8 CONCLUSION: RETHINKING EMERGENCY EDUCATIONALLY

“The current emergency is not so much about the emergence of infection, but of life that is deprived of qualities, lived as mere life, and lived at the biological threshold. Pathological lives are not the problem, but part of the solution. They are the threats to self-assurance that can force us to think again.” (Hinchliffe et al., 2017, p. 221).

The need to turn the emergency of a pandemic into reasons to “think again” could not be more pressing today. Our aim in presenting ways of contextualizing coronavirus geographically has been to suggest research and writing which might be helpful in enabling such rethinking of the crisis, rethinking which the RGS-IBG blog Geography Directions will continue to support. To augment this work and the disciplinary archive of the special virtual issue, we have pointed along the way to diverse interdisciplinary interconnections as well as linking to reporting on COVID-19 that seems especially important for teaching. For geographers who want to teach in the pandemic about the pandemic, we hope that the actual online links we have provided can also be useful resources in online teaching; which is not to assume away the need to return to embodied in-person classrooms, nor to ignore ongoing struggles over the scope of distance education in the context of the crisis. Indeed, given that online teaching has been seen for some time as the cutting edge of academic corporatization and neoliberalization, it remains a knife edge of change that must be negotiated with care and sensitivity to the situated knowledge formations and deformations of cyborg learning (Sparke, 2017). It is already clear that the COVID-19 emergency will be used to impose more austerity on academia, and there is widespread concern that the pandemic push into distance education will be used to justify cuts and reconsolidation in universities and colleges around so-called “unbundled” online “delivery.” But following older and freer “open university” models, distance learning can sometimes go in much more cooperative, coping and caring directions. Such educational cooperation and care in the time of coronavirus can also surely support thinking again, and in this way, lead somewhere else.
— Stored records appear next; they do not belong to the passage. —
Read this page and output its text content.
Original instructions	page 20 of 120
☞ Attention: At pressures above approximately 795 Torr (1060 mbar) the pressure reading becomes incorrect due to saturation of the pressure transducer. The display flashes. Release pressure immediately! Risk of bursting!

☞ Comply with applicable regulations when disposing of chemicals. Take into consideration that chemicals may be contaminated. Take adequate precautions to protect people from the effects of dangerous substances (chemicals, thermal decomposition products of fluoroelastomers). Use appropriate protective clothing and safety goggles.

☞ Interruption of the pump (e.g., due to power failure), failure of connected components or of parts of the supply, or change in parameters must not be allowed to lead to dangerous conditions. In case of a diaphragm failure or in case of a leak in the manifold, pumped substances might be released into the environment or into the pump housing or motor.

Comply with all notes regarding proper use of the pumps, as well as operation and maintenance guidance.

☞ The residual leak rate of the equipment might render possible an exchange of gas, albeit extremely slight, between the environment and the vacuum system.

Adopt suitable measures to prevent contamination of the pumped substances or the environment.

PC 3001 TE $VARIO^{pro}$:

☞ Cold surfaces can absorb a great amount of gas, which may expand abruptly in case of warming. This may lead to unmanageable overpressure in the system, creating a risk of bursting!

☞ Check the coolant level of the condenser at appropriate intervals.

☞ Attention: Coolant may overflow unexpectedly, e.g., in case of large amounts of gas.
In that same spirit, we want to conclude here with an especially evocative call to rethinking made from India by Arundhati Roy. “Historically,” she reminds us, “pandemics have forced humans to break with the past and imagine their world anew. This one is no different. It is a portal, a gateway between one world and the next. We can choose to walk through it, dragging the carcasses of our prejudice and hatred, our avarice, our data banks and dead ideas, our dead rivers and smoky skies behind us. Or we can walk through lightly, with little luggage, ready to imagine another world. And ready to fight for it.”